Eves and colleagues counted the number of people at a mall who climbed the 15 steps before the signs went up and after they were posted. They counted more than 82,000 shoppers at the mall in Coventry in western England.

"If we can persuade more people to take the stairs, then we might really have something in the war against obesity," he said.

With fewer daily opportunities for physical activity in modern society, public health officials are increasingly focusing on stairs at schools, workplaces, and even the mall. Past studies have also shown that the decision to take stairs can be manipulated relatively easily with a few signs.

Eves and his co-author, Oliver Webb of Loughborough University, also found more people walked down the stairs at the mall, even though they couldn't see the signs. The 25 per cent increase suggested people had remembered the messages from going upstairs earlier, and consciously decided to take the stairs on the way down, Eves said.

Still, experts think that to change behaviour long term, the signs need to be seen regularly. At the U.S. Centers for Disease Prevention and Control in Atlanta, physical activity experts tested that in a 2002 campaign to boost internal stair use.

By tacking up signs promoting stair use and transforming their ugly, concrete stairs into a carpeted, bright stairwell with artwork and piped-in music, CDC officials have bumped up stair use by nearly 20 per cent.

"The cultural norm in the building has clearly changed," said Dr. Michael Pratt, director of the World Health Organization's Collaborating Center for Physical Activity and Health Promotion at the CDC.

"We're a pretty good example of the fact that knowledge alone doesn't lead people to take the stairs," Pratt said. "Once the stairs were made more attractive and we added incentives, numbers went up quite a bit."

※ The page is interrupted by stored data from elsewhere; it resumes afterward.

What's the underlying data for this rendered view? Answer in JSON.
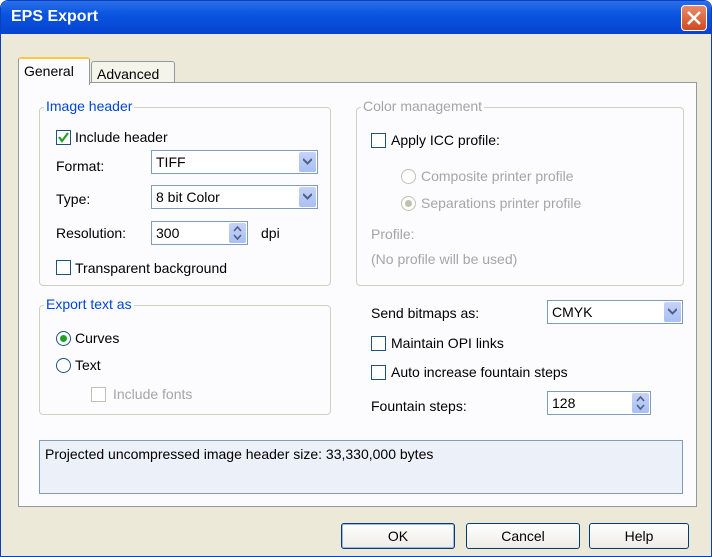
{
  "window": {
    "title": "EPS Export"
  },
  "tabs": [
    {
      "label": "General"
    },
    {
      "label": "Advanced"
    }
  ],
  "image_header": {
    "legend": "Image header",
    "include_header": {
      "label": "Include header",
      "checked": true
    },
    "format": {
      "label": "Format:",
      "value": "TIFF"
    },
    "type": {
      "label": "Type:",
      "value": "8 bit Color"
    },
    "resolution": {
      "label": "Resolution:",
      "value": "300",
      "unit": "dpi"
    },
    "transparent_background": {
      "label": "Transparent background",
      "checked": false
    }
  },
  "color_management": {
    "legend": "Color management",
    "apply_icc": {
      "label": "Apply ICC profile:",
      "checked": false
    },
    "composite": {
      "label": "Composite printer profile"
    },
    "separations": {
      "label": "Separations printer profile"
    },
    "profile_label": "Profile:",
    "profile_value": "(No profile will be used)"
  },
  "export_text": {
    "legend": "Export text as",
    "curves": {
      "label": "Curves",
      "selected": true
    },
    "text": {
      "label": "Text",
      "selected": false
    },
    "include_fonts": {
      "label": "Include fonts",
      "checked": false
    }
  },
  "bitmaps": {
    "send_label": "Send bitmaps as:",
    "send_value": "CMYK",
    "maintain_opi": {
      "label": "Maintain OPI links",
      "checked": false
    },
    "auto_fountain": {
      "label": "Auto increase fountain steps",
      "checked": false
    },
    "fountain_label": "Fountain steps:",
    "fountain_value": "128"
  },
  "info_text": "Projected uncompressed image header size: 33,330,000 bytes",
  "buttons": {
    "ok": "OK",
    "cancel": "Cancel",
    "help": "Help"
  }
}
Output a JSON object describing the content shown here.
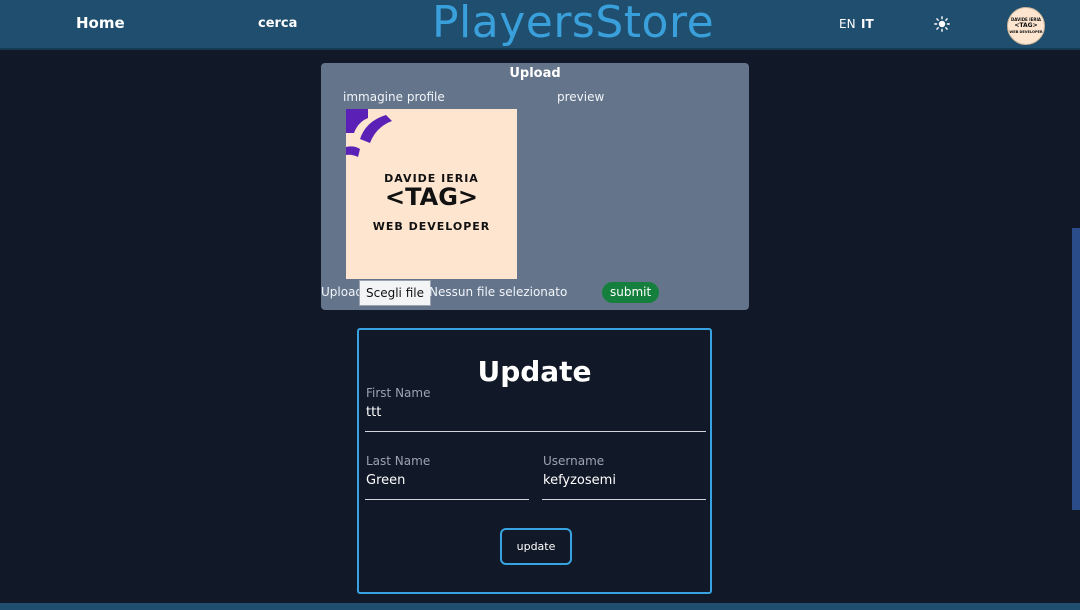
{
  "navbar": {
    "home": "Home",
    "search": "cerca",
    "brand": "PlayersStore",
    "lang_en": "EN",
    "lang_it": "IT",
    "theme_icon": "sun-icon",
    "avatar_name": "DAVIDE IERIA",
    "avatar_tag": "<TAG>",
    "avatar_role": "WEB DEVELOPER"
  },
  "upload": {
    "title": "Upload",
    "profile_label": "immagine profile",
    "preview_label": "preview",
    "image_name": "DAVIDE IERIA",
    "image_tag": "<TAG>",
    "image_role": "WEB DEVELOPER",
    "row_label": "Upload",
    "file_button": "Scegli file",
    "file_status": "Nessun file selezionato",
    "submit": "submit"
  },
  "update": {
    "title": "Update",
    "first_name_label": "First Name",
    "first_name_value": "ttt",
    "last_name_label": "Last Name",
    "last_name_value": "Green",
    "username_label": "Username",
    "username_value": "kefyzosemi",
    "button": "update"
  },
  "colors": {
    "background": "#111827",
    "navbar": "#1f4e6e",
    "brand": "#3aa0db",
    "upload_card": "#64748b",
    "submit": "#15803d",
    "accent_border": "#38a3e0"
  }
}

Experts emphasize that just climbing one flight of stairs at a shopping mall is not going to improve your health. But they hope the signs may inspire some people to regularly forgo escalators in the future.

"Unless you're climbing six or seven flights of stairs a day, it's probably not a substitute for daily exercise, but every little bit helps," said Tim Armstrong, a physical activity expert at the WHO.

Eves and Webb estimated that climbing stairs for seven minutes every day could reduce your risk of developing heart disease by about 60 per cent.

In a previous study in Glasgow, Eves found that overweight people responded better to the signs than normal-weight people. Overweight people are also the ones who benefit the most from stair climbing. Since the activity involves raising your own weight against gravity, the more you weigh, the more you burn.

"An overweight person might not want to do aerobics or go swimming, but stair climbing is very doable," Pratt said. "You can exercise without even really thinking about it."